Three months later, ads for the same blue-chip companies that used to support a “news” program in that time slot are still running, alongside the new program’s unhinged vitriol, bigotry, and conspiracy theories

Top advertisers underwriting Fox News Primetime since its January 18 start include pharmaceutical giants GlaxoSmithKline, Bayer, and Novartis; the restaurant chains Arby’s and IHOP; leading automobile companies including Ford.; the food and beverage company Kraft Heinz; the online travel company Priceline; and the telecommunications company T-Mobile.

Those companies have put their money behind some truly abominable content this month alone. 

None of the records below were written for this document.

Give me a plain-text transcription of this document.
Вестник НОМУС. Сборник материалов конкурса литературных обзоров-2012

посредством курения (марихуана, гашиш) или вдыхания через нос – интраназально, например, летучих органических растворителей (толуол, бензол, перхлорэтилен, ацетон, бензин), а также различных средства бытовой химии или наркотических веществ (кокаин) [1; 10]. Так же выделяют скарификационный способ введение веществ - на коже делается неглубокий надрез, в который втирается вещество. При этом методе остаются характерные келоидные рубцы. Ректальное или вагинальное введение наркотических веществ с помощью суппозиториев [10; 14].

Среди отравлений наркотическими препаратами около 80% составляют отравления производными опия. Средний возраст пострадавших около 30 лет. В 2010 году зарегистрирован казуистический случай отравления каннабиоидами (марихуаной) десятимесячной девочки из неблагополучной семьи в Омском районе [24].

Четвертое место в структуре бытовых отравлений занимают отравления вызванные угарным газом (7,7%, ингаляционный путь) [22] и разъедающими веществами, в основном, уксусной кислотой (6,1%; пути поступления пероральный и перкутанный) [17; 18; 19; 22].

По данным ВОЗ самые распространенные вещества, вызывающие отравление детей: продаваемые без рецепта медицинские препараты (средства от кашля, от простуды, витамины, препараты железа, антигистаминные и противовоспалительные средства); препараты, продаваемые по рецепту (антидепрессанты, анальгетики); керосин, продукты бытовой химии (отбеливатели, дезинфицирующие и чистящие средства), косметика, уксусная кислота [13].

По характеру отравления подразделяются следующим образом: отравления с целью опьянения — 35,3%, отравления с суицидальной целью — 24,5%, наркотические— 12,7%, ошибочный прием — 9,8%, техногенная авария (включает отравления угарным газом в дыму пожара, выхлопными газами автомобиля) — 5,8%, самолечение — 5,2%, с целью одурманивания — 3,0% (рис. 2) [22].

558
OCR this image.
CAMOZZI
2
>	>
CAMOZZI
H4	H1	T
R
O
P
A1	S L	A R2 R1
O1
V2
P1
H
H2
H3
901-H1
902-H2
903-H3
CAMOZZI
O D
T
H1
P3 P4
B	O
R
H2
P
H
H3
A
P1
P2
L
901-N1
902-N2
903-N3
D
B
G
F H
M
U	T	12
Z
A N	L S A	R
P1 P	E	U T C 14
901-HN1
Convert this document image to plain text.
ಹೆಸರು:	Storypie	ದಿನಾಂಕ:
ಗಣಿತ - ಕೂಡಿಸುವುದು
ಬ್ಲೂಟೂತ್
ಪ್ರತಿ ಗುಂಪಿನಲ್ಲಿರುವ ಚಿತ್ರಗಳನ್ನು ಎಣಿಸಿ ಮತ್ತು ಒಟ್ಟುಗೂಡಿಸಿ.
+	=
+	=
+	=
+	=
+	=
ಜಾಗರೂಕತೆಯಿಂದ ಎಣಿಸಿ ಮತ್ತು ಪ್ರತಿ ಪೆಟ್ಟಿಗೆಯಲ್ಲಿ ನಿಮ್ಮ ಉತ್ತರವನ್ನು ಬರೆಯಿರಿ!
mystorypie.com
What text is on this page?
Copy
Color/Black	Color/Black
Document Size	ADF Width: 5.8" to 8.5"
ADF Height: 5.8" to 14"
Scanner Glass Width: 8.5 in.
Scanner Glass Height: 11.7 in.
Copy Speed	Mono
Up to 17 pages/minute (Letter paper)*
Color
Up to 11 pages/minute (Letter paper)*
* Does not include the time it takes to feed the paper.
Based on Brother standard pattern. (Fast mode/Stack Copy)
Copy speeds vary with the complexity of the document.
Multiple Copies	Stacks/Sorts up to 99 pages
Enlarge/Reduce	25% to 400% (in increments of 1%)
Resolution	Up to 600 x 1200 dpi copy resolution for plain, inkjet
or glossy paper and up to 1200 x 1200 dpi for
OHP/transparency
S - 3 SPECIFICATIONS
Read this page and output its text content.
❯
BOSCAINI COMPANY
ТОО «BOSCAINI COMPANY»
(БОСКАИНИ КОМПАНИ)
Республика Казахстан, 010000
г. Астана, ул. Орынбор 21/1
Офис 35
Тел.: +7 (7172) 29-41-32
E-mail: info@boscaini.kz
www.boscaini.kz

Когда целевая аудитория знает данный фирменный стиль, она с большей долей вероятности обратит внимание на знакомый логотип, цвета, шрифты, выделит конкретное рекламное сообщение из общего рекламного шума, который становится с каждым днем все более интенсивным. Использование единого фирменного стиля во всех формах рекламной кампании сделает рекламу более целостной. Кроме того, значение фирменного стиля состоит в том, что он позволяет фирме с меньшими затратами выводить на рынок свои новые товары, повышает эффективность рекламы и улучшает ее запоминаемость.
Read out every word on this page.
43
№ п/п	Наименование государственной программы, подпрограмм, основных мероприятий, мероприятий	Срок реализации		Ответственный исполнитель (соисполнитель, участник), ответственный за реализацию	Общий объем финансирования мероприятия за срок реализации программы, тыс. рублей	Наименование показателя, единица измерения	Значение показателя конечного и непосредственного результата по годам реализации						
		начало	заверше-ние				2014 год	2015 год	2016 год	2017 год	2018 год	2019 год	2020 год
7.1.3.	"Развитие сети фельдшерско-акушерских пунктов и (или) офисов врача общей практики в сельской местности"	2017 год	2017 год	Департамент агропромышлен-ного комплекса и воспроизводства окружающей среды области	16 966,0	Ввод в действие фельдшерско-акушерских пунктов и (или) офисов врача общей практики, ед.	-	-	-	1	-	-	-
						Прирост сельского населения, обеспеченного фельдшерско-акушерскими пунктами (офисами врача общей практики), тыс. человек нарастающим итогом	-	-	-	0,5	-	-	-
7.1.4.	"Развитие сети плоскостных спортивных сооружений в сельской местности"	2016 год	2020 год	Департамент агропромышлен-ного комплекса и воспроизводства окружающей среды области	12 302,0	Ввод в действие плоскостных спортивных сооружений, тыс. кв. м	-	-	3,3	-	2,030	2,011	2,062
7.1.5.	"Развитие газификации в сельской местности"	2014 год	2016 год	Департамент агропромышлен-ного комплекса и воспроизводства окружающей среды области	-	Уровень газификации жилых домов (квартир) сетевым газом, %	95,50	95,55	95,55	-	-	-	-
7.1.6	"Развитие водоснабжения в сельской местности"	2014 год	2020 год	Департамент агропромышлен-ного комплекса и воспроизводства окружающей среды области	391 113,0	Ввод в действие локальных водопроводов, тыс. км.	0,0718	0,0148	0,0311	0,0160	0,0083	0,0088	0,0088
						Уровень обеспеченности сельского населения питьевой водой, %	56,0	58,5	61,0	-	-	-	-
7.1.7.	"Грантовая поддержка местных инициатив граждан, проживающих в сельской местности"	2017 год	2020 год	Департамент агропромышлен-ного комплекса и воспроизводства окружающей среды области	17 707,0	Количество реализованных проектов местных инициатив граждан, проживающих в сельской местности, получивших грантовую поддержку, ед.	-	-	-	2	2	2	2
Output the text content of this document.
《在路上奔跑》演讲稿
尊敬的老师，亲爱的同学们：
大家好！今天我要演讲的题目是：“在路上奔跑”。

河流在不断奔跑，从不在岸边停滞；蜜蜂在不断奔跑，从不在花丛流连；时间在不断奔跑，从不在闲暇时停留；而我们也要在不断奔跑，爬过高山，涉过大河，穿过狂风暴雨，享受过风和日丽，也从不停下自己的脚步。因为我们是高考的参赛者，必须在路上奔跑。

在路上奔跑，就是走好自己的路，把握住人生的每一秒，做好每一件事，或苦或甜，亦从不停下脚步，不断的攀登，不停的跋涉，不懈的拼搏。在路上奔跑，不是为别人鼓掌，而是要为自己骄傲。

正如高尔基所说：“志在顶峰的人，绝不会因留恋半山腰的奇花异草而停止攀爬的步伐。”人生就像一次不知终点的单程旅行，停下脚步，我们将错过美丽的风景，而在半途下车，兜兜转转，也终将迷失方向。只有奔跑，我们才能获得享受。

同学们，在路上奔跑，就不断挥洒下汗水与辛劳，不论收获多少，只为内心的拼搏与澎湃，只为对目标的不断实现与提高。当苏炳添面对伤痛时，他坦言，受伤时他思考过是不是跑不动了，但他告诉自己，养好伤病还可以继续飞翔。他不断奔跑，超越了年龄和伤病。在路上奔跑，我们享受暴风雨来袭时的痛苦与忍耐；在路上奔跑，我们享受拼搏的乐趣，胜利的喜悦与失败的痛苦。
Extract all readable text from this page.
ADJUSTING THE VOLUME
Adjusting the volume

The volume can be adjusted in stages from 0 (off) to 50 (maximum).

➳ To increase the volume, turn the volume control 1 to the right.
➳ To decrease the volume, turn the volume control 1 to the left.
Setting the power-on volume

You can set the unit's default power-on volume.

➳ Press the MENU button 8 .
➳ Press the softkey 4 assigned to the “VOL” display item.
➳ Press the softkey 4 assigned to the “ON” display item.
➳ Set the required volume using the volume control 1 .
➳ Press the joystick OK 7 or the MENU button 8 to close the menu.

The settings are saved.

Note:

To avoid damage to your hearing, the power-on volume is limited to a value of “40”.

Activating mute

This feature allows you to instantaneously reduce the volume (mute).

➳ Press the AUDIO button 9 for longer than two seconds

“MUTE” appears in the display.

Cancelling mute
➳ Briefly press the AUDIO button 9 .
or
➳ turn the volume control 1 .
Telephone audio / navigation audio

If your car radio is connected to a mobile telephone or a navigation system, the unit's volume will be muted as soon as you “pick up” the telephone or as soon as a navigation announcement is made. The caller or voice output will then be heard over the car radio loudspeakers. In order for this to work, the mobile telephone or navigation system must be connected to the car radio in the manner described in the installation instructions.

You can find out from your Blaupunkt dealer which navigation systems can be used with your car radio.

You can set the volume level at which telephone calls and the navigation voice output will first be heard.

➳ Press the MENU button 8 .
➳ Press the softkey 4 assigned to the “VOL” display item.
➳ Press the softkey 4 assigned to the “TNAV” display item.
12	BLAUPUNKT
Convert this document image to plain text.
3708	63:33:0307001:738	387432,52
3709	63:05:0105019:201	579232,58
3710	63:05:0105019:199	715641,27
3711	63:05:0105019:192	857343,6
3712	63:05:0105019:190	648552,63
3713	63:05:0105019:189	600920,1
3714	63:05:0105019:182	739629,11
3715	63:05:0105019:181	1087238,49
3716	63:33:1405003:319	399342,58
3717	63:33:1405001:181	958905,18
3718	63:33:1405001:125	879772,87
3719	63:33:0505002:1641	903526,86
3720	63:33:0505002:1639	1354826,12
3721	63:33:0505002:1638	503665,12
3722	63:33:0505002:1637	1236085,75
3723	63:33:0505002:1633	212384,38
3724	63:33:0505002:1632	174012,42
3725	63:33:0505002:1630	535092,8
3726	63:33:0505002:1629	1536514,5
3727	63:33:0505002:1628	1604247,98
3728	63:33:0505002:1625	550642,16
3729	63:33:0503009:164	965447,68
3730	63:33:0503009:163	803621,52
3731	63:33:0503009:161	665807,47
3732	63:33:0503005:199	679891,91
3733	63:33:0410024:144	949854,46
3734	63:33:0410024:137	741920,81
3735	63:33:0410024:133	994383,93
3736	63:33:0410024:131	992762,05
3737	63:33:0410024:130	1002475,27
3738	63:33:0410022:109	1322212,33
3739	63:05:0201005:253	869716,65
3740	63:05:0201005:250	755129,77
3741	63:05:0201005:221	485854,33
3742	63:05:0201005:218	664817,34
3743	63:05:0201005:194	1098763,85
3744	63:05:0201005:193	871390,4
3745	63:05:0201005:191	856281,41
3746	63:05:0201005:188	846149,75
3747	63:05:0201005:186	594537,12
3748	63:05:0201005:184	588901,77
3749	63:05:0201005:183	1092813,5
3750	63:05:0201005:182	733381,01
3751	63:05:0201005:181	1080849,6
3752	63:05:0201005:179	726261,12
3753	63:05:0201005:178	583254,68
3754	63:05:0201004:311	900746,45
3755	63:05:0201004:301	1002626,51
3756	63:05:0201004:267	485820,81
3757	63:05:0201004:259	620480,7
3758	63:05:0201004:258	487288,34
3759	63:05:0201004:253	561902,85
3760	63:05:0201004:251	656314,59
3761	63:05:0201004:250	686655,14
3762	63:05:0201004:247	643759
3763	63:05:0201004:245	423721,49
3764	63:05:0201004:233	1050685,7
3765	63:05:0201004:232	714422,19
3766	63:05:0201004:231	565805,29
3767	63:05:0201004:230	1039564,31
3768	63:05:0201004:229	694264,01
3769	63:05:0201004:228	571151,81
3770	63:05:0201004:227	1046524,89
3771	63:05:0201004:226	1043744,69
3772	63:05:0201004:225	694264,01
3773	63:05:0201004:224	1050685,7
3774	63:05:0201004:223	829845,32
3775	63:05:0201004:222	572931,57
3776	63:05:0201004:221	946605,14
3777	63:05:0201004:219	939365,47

Tucker Carlson’s passionate, much-maligned defense of the white nationalist conspiracy theory that Democrats are trying to “replace the current electorate” with “more obedient voters from the Third World” came during a guest hit on the program. 

Three different rotating hosts of the show interviewed COVID-19 conspiracy theorist Naomi Wolf, who used Monday’s appearance to argue that Dr. Anthony Fauci, Bill and Melinda Gates, the state of Israel, and the Centers for Disease Control and Prevention were engaged in some sort of nebulous but sinister vaccine plot. 

And one of the Fox News Primetime hosts, Rachel Campos-Duffy, suggested that Michelle Obama’s work with military spouses as first lady was part of a nefarious scheme to feminize the military.

Advertisers can expect more of the same in Fox’s reimagined 7 p.m. hour. The network is out to boost its audience, even if it needs to screw over its advertisers to do it.